Driving Quotes

Natives who beat drums to drive off evil spirits are objects of scorn to smart Americans who blow horns to break up traffic jams.

Mary Ellen Kelly

A suburban mother's role is to deliver children obstetrically once, and by car forever after.

Peter De Vries

The civilized man has built a coach, but has lost the use of his feet.

Ralph Waldo Emerson

It takes 8,460 bolts to assemble an automobile, and one nut to scatter it all over the road.

Unknown

The best car safety device is a rear-view mirror with a cop in it.

Dudley Moore

A pedestrian is someone who thought there were a couple of gallons left in the tank.

Unknown

Leave sooner, drive slower, live longer.

Unknown

Your grandchildren will likely find it incredible - or even sinful - that you burned up a gallon of gasoline to fetch a pack of cigarettes!

Dr.
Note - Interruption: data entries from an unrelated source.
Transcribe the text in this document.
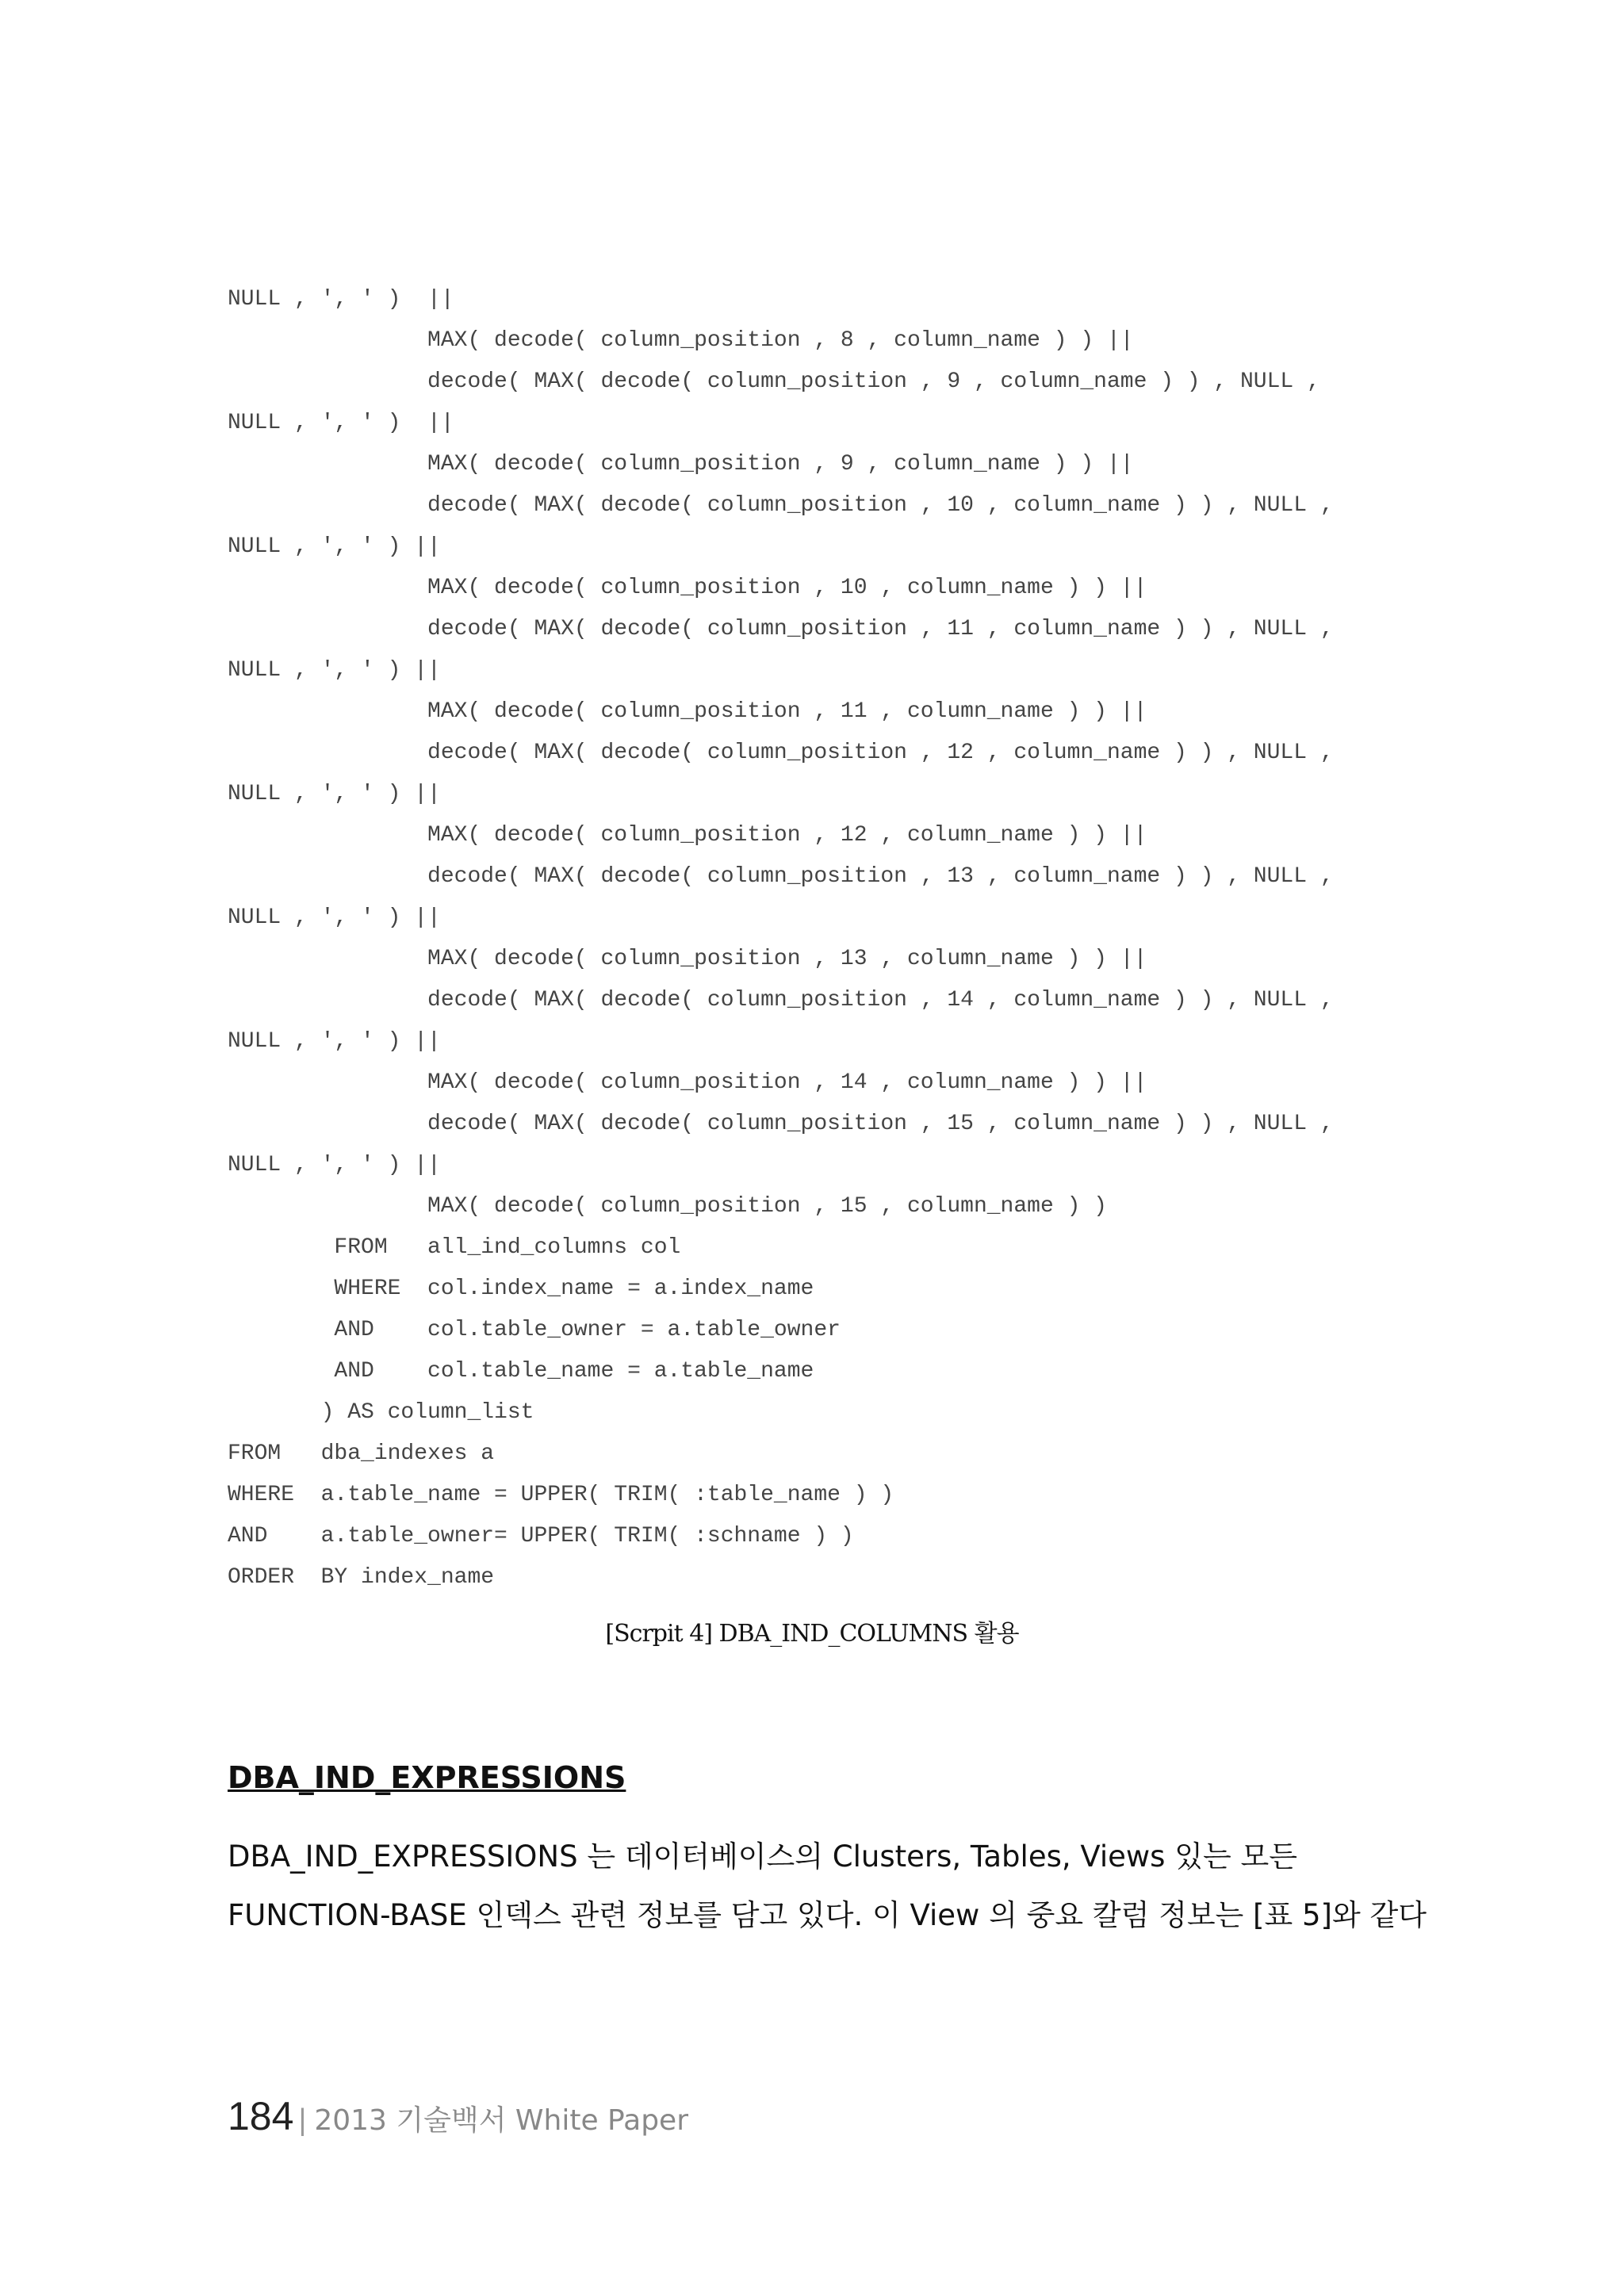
NULL , ', ' )  ||
MAX( decode( column_position , 8 , column_name ) ) ||
decode( MAX( decode( column_position , 9 , column_name ) ) , NULL ,
NULL , ', ' )  ||
MAX( decode( column_position , 9 , column_name ) ) ||
decode( MAX( decode( column_position , 10 , column_name ) ) , NULL ,
NULL , ', ' ) ||
MAX( decode( column_position , 10 , column_name ) ) ||
decode( MAX( decode( column_position , 11 , column_name ) ) , NULL ,
NULL , ', ' ) ||
MAX( decode( column_position , 11 , column_name ) ) ||
decode( MAX( decode( column_position , 12 , column_name ) ) , NULL ,
NULL , ', ' ) ||
MAX( decode( column_position , 12 , column_name ) ) ||
decode( MAX( decode( column_position , 13 , column_name ) ) , NULL ,
NULL , ', ' ) ||
MAX( decode( column_position , 13 , column_name ) ) ||
decode( MAX( decode( column_position , 14 , column_name ) ) , NULL ,
NULL , ', ' ) ||
MAX( decode( column_position , 14 , column_name ) ) ||
decode( MAX( decode( column_position , 15 , column_name ) ) , NULL ,
NULL , ', ' ) ||
MAX( decode( column_position , 15 , column_name ) )
FROM   all_ind_columns col
WHERE  col.index_name = a.index_name
AND    col.table_owner = a.table_owner
AND    col.table_name = a.table_name
) AS column_list
FROM   dba_indexes a
WHERE  a.table_name = UPPER( TRIM( :table_name ) )
AND    a.table_owner= UPPER( TRIM( :schname ) )
ORDER  BY index_name
[Scrpit 4] DBA_IND_COLUMNS 활용
DBA_IND_EXPRESSIONS
DBA_IND_EXPRESSIONS 는 데이터베이스의 Clusters, Tables, Views 있는 모든
FUNCTION-BASE 인덱스 관련 정보를 담고 있다. 이 View 의 중요 칼럼 정보는 [표 5]와 같다
184 | 2013 기술백서 White Paper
Paul MacCready, Jr.

Any man who can drive safely while kissing a pretty girl is simply not giving the kiss the attention it deserves.

Albert Einstein

When buying a used car, punch the buttons on the radio. If all the stations are rock and roll, there's a good chance the transmission is shot.

Larry Lujack

Car sickness is the feeling you get when the monthly payment is due.

Unknown

The car has become... an article of dress without which we feel uncertain, unclad, and incomplete.

Marshall McLuhan

And I, I took the road less traveled by. I was using a GPS system.

Robert Brault

It finally happened. I got the GPS lady so confused, she said, "In one-quarter mile, make a legal stop and ask directions."

Robert Brault,

Remember folks, street lights timed for 35 mph are also timed for 70 mph.